Mueller charged 34 people and three Russian companies. Those who were convicted or pleaded guilty included figures close to Trump such as his former campaign chairman Paul Manafort, personal lawyer Michael Cohen and national security adviser Michael Flynn.
Mueller submitted the report to Barr on March 22. Two days later, Barr sent lawmakers a four-page letter saying the inquiry did not establish that Trump’s 2016 campaign team engaged in a criminal conspiracy with Russia and that Mueller had not exonerated Trump of committing the crime of obstruction of justice. Barr subsequently concluded that Trump had not committed obstruction of justice.
Since Barr released that letter, Trump has claimed “complete and total exoneration,” and condemned the inquiry as “an illegal takedown that failed.” At a March 28 rally in Michigan, Trump said that “after three years of lies and smears and slander, the Russia hoax is finally dead.”
Citing people with knowledge of the discussions, the New York Times reported on Wednesday that White House lawyers held talks with US Justice Department officials in recent days about the conclusions in Mueller’s report, aiding them in preparing for its release.

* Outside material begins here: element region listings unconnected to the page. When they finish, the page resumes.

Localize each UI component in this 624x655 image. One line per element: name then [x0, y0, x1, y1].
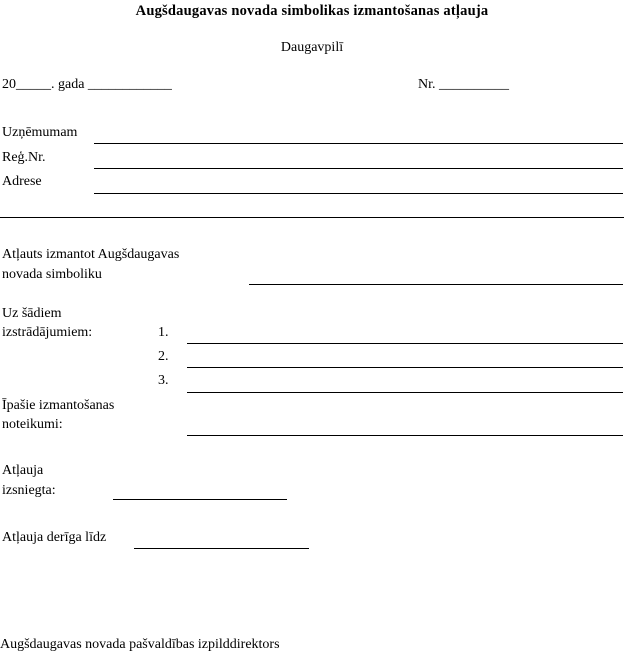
- signature-label: Augšdaugavas novada pašvaldības izpilddirektors: [0, 637, 280, 652]
- product-1-field-line: [187, 343, 623, 344]
- document-title: Augšdaugavas novada simbolikas izmantošanas atļauja: [135, 3, 489, 19]
- products-label-line-2: izstrādājumiem:: [2, 325, 93, 340]
- company-field-line: [94, 143, 623, 144]
- product-number-3: 3.: [158, 373, 169, 388]
- conditions-label-line-2: noteikumi:: [2, 417, 63, 432]
- number-line: Nr. __________: [418, 77, 509, 92]
- conditions-field-line: [187, 435, 623, 436]
- product-number-1: 1.: [158, 325, 169, 340]
- products-label-line-1: Uz šādiem: [2, 306, 62, 321]
- product-number-2: 2.: [158, 349, 169, 364]
- product-3-field-line: [187, 392, 623, 393]
- permission-text-line-1: Atļauts izmantot Augšdaugavas: [2, 247, 180, 262]
- reg-nr-field-line: [94, 168, 623, 169]
- document-city: Daugavpilī: [280, 40, 344, 55]
- permission-text-line-2: novada simboliku: [2, 267, 102, 282]
- issued-label-line-1: Atļauja: [2, 463, 44, 478]
- issued-date-field-line: [113, 499, 287, 500]
- symbolism-field-line: [249, 284, 623, 285]
- reg-nr-label: Reģ.Nr.: [2, 150, 46, 165]
- address-label: Adrese: [2, 174, 42, 189]
- conditions-label-line-1: Īpašie izmantošanas: [2, 398, 115, 413]
- product-2-field-line: [187, 367, 623, 368]
- section-divider: [0, 217, 624, 218]
- issued-label-line-2: izsniegta:: [2, 483, 56, 498]
- date-line: 20_____. gada ____________: [2, 77, 172, 92]
- company-label: Uzņēmumam: [2, 125, 78, 140]
- address-field-line: [94, 193, 623, 194]
- valid-until-field-line: [134, 548, 309, 549]
- valid-until-label: Atļauja derīga līdz: [2, 530, 107, 545]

Justice Department regulations gave Barr broad authority to decide how much of Mueller’s report to make public, but Democrats have demanded the entire report as well as the underlying investigative files. Barr is due to testify to Congress in public about the report in early May.

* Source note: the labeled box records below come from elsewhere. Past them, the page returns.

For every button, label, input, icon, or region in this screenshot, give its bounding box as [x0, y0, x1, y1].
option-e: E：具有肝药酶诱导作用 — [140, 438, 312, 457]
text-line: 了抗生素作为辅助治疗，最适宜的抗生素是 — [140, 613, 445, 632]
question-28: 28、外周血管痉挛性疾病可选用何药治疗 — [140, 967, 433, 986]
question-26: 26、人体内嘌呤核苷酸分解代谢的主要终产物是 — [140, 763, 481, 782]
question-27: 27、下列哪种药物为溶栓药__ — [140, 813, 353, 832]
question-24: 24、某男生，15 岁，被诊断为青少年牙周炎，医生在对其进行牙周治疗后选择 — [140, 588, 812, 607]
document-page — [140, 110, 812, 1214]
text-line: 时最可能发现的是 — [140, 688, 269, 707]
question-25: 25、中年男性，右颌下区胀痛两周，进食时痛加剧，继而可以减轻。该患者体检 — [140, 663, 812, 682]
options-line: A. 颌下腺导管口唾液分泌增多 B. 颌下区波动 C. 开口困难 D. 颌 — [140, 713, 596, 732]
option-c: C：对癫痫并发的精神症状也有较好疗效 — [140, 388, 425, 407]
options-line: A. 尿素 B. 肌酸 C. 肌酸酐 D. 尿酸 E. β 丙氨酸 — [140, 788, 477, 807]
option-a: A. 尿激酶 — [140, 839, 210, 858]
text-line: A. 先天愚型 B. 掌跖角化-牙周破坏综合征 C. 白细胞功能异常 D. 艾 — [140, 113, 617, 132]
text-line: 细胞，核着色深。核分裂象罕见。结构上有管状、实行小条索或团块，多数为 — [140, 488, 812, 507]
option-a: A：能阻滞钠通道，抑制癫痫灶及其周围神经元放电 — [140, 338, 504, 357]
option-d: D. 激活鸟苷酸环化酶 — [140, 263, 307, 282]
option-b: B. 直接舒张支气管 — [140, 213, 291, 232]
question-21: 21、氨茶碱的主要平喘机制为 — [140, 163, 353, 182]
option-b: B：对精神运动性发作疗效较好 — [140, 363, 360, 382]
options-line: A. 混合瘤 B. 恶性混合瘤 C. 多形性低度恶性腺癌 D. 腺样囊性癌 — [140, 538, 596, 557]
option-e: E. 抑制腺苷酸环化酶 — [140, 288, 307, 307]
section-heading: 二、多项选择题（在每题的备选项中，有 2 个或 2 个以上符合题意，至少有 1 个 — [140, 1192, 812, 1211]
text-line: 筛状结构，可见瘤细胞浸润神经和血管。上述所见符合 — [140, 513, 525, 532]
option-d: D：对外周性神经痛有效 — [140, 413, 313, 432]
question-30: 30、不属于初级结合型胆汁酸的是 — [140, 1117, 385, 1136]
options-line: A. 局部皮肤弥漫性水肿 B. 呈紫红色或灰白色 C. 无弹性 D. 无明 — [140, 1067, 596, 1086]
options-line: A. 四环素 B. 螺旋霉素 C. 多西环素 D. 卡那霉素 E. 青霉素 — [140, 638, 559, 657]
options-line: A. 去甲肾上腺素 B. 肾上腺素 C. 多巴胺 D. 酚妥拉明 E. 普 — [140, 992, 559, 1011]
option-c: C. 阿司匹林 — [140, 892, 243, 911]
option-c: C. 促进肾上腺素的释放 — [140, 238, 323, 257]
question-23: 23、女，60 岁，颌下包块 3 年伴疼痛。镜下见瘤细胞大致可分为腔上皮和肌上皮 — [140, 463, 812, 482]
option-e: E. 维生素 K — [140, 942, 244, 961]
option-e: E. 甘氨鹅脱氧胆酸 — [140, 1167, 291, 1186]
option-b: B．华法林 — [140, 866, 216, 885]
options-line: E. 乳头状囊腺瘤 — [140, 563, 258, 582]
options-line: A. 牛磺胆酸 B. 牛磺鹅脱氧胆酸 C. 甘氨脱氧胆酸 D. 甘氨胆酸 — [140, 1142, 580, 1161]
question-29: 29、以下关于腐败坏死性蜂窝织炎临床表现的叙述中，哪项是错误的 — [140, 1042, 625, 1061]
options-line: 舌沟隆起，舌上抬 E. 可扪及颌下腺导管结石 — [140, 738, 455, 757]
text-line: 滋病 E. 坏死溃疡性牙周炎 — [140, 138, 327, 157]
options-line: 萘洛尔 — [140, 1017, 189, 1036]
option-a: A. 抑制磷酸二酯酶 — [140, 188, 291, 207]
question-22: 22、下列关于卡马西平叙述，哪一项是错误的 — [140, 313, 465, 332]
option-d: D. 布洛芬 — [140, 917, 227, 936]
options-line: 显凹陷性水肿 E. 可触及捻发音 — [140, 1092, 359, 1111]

The Justice Department has been working for weeks to prepare the redactions, which will be color coded to reflect the reason material is omitted.
Barr said he would redact parts to protect secret grand jury information, intelligence-gathering sources and methods, material that could affect ongoing investigations and information that unduly infringes on the privacy of “peripheral third parties” who were not charged.
Democrats are concerned that Barr, appointed by Trump after the president fired former Attorney General Jeff Sessions, could black out material to protect the president.
The release comes as both parties gear up for the November 2020 presidential election. Trump already has launched his campaign for a second four-year term, and a crowded field of Democrats has formed to seek the nomination to challenge him.